Cómo es Costa de los Esqueletos: el inquietante rincón del mundo donde aparecen barcos hundidos y huesos de ballenas
Una remota franja costera que combina desierto, océano y niebla en un paisaje tan impactante como misterioso. Naufragios antiguos, restos de ballenas y una naturaleza extrema convierten este sitio en uno de los lugares más inhóspitos del planeta.

Hay lugares en el mundo donde la naturaleza parece mostrar su cara más extrema. Uno de ellos es una franja costera tan desolada como fascinante, donde el desierto se encuentra con el océano en un paisaje cubierto de niebla, restos de naufragios y esqueletos de ballenas. Este sitio remoto, de belleza salvaje e inquietante, es considerado uno de los lugares más inhóspitos del planeta.
Costa de los Esqueletos: el misterioso cementerio de barcos de África
La Costa de los Esqueletos se extiende a lo largo del norte de la costa atlántica de Namibia, en el límite donde el océano choca con las arenas del Desierto del Namib, uno de los desiertos más antiguos del mundo.

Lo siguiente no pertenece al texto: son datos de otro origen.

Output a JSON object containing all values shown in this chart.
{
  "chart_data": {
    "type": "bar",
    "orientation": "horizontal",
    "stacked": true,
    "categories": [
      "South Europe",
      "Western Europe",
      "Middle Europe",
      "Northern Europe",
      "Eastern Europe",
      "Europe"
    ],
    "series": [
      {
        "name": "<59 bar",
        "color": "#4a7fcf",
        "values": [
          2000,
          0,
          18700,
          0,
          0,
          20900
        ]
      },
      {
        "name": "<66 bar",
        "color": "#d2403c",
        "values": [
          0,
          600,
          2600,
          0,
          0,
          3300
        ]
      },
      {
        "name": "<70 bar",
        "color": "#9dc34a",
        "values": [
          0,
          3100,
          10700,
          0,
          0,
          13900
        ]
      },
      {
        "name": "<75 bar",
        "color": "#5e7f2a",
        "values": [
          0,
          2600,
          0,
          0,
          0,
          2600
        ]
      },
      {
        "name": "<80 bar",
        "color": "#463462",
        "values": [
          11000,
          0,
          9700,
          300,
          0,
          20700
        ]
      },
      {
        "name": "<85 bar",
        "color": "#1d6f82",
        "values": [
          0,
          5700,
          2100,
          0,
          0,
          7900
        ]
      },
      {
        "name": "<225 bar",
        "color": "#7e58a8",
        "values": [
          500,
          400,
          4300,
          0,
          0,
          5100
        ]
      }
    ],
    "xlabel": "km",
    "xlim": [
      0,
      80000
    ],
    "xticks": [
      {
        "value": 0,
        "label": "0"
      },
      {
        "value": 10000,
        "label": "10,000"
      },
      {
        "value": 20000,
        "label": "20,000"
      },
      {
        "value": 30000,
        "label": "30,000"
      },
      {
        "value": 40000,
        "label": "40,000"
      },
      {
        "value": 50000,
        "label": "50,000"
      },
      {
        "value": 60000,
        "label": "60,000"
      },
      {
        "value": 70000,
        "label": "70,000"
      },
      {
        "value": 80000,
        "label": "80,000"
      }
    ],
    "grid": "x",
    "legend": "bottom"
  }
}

Su nombre proviene de los numerosos restos que se encuentran en la costa: antiguas embarcaciones encalladas, huesos de ballenas y otros animales marinos que quedaron atrapados en este territorio hostil. Durante siglos, los marineros temieron estas aguas debido a las fuertes corrientes, la niebla espesa y los bancos de arena que provocaron incontables naufragios.
De hecho, muchos exploradores europeos la bautizaron como “la tierra que Dios hizo con ira”, una descripción que refleja el carácter duro y solitario de este paisaje.

Un paisaje donde el desierto se encuentra con el océano
Lo que hace única a esta costa es la combinación de dos ambientes extremos: el océano Atlántico y el árido desierto. Las corrientes frías del mar generan densas nieblas que avanzan sobre las dunas, creando una atmósfera casi surrealista.
A lo largo de la costa todavía pueden verse barcos oxidados encallados en la arena, algunos de ellos convertidos en símbolos del lugar. Entre los más conocidos se encuentra el barco Eduard Bohlen, que quedó varado a principios del siglo XX y hoy permanece atrapado en medio del desierto.

Además de los restos de naufragios, también es común encontrar huesos de ballenas y focas, que dieron origen al nombre de este territorio.
Un lugar extremo, pero lleno de vida salvaje
A pesar de su aspecto inhóspito, la región forma parte del Parque Nacional de la Costa de los Esqueletos, un área protegida que alberga una sorprendente biodiversidad.
En este ambiente extremo habitan especies adaptadas al desierto, como elefantes del desierto, leones, hienas, chacales y grandes colonias de focas que se concentran en la costa.

Por su aislamiento y sus paisajes dramáticos, la Costa de los Esqueletos se convirtió en uno de los destinos más impresionantes —y misteriosos— de África, un lugar donde la naturaleza, la historia marítima y el silencio del desierto se combinan para crear uno de los escenarios más impactantes del planeta.